For Q20, the blue line, the shape of the line remains similar, but TTR is increased a lot in small windows. This effect is all but gone by the 1000-word window. Herbal B is not included since it largely coincides with Q20, so both B-sections behave very similarly.

Herbal A (yellow) is similar, though I would have expected a much larger increase in TTR on the left side. 

Q13 (black) has the most dramatic increase in TTR by shuffling. 

An intuitive way to think of this graph is "how much vocabulary clustering over blocks of x words does shuffling undo?" I don't actually know which behaviors can be considered normal for a text, so let's try some real texts next.


RE: VM TTR values - Aga Tentakulus - 03-02-2023

I'm not surprised by the differences.
Would herbs be more like a description and recipes a description with a listing.
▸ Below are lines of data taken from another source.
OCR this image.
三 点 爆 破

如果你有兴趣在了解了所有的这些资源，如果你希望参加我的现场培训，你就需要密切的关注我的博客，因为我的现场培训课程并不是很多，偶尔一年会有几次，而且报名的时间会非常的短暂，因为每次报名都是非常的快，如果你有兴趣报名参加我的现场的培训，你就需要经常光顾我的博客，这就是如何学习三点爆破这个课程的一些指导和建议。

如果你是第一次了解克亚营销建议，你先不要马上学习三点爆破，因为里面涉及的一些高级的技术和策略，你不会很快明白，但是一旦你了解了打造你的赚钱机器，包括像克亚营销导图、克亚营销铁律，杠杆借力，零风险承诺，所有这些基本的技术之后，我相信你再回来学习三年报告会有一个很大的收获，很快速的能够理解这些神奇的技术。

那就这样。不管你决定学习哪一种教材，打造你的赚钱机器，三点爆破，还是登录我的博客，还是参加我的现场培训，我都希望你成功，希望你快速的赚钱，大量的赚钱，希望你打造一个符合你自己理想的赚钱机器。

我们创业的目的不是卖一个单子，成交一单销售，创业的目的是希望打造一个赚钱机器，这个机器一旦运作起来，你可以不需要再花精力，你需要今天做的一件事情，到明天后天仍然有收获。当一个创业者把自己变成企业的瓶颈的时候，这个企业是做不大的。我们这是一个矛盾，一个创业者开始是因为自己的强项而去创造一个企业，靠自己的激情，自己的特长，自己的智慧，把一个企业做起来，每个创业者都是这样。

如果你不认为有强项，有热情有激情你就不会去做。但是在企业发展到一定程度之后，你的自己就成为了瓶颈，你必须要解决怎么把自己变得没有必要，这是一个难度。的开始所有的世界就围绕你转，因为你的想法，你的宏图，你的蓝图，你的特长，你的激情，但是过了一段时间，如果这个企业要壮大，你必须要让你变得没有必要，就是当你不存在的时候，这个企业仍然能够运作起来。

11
Are others more like a narrative or story.
I think that creates this pattern.


RE: VM TTR values - Koen G - 03-02-2023

(03-02-2023, 03:57 PM)Aga Tentakulus Wrote: You are not allowed to view links. Register or Login to view.I'm not surprised by the differences.
Would herbs be more like a description and recipes a description with a listing. Are others more like a narrative or story.
I think that creates this pattern.

I think the similarities are more striking than the differences: all Voynichese lines have the same uncommon shape and they maintain this shape after shuffling. This is remarkable because we are looking at the work of different people, in different "subsystems", and surrounding different subject matters.